Kürsüde anlattıkları ile caminin çay ocağında konuştukları aynı olmayan birinin unvanı ne olursa olsun ailesine ve çocuklarına yansıttığı sorunlar bu sorunlar değildir. Günlük haberleri beraber izledikleri mahalle sakinleriyle o haberler etrafında muhabbetler üreten biriyle, ahiretten derin haberler taşıyan ve o haberlerin endişesi altında gözü uykusuz kalan teheccüt erbabının aynı kefede tutulması mümkün olmaz.
Dert sahibi olmakla dertle dertlenmek aynı olmasa gerek. Müslüman’la “Müslüman” arasındaki en bariz farkların birinden söz ediyoruz. Sırf kendisi için yaşayanla insanlığın hidayetini dert edinenler arasındaki farktan, bir çocuğa elif cüzü öğretmeyi cihad görüp gecesini gündüz olarak kullanan sahabe mantıklı hatta zamanının sahabisi olan insanlar kesinlikle farklıdırlar.

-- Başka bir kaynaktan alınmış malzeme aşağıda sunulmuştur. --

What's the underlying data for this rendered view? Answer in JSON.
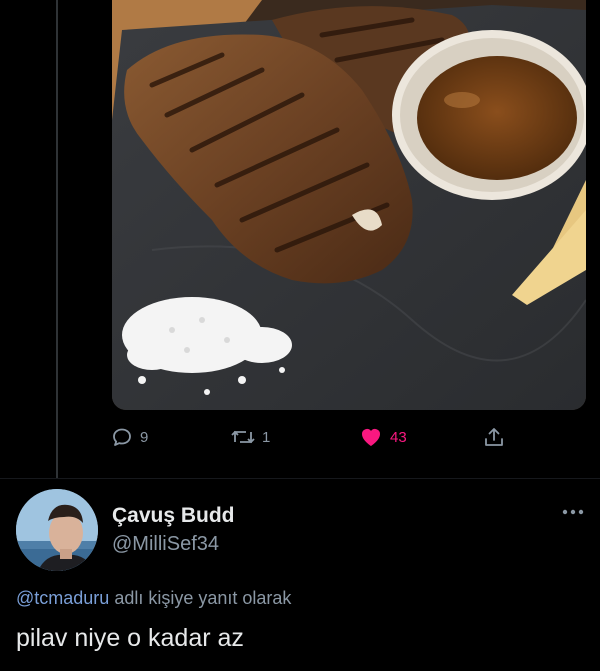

Onlar bilerek veya bilmeyerek bu farktan kaynaklanan sıkıntıları evlerine hissettirdiklerinde, ummadıkları sonuçlarla karşılaşabilmektedirler. Âlim olarak yetiştirmek istedikleri çocuklarından dolayı kahır çekebilmekte, eşlerini ummadıkları tavırlarda bulabilmektedirler. Sözünü ettiğimiz ‘hoca çocuğu olma’ sıkıntısının menşei budur.
Sorunun Temelleri
En önemli neden, babanın hedef büyüklüğü ve çalışma alanı genişliğidir. Bütün insanlığı kuşatmaya çalışan bir babanın kendi ailesi ve çocuklarına ayıracak yer bulamayışı sorunun en derin nedenidir. Kasabasını, ülkesini ihata eden bir yürek, bir kadın ve üç beş çocuğu ihmal etmemelidir. Kasıt aramadan hata çizgileri dâhilinde ele alacağımız âlim ve davetçilerin de kendilerini irdelemeleri gereken bir konu olarak ele alınmalıdır. Dava ile ev arasında denge, hizmetle ailenin istekleri arasında adalet sağlamak davetçinin ve âlimin görevi olmalıdır.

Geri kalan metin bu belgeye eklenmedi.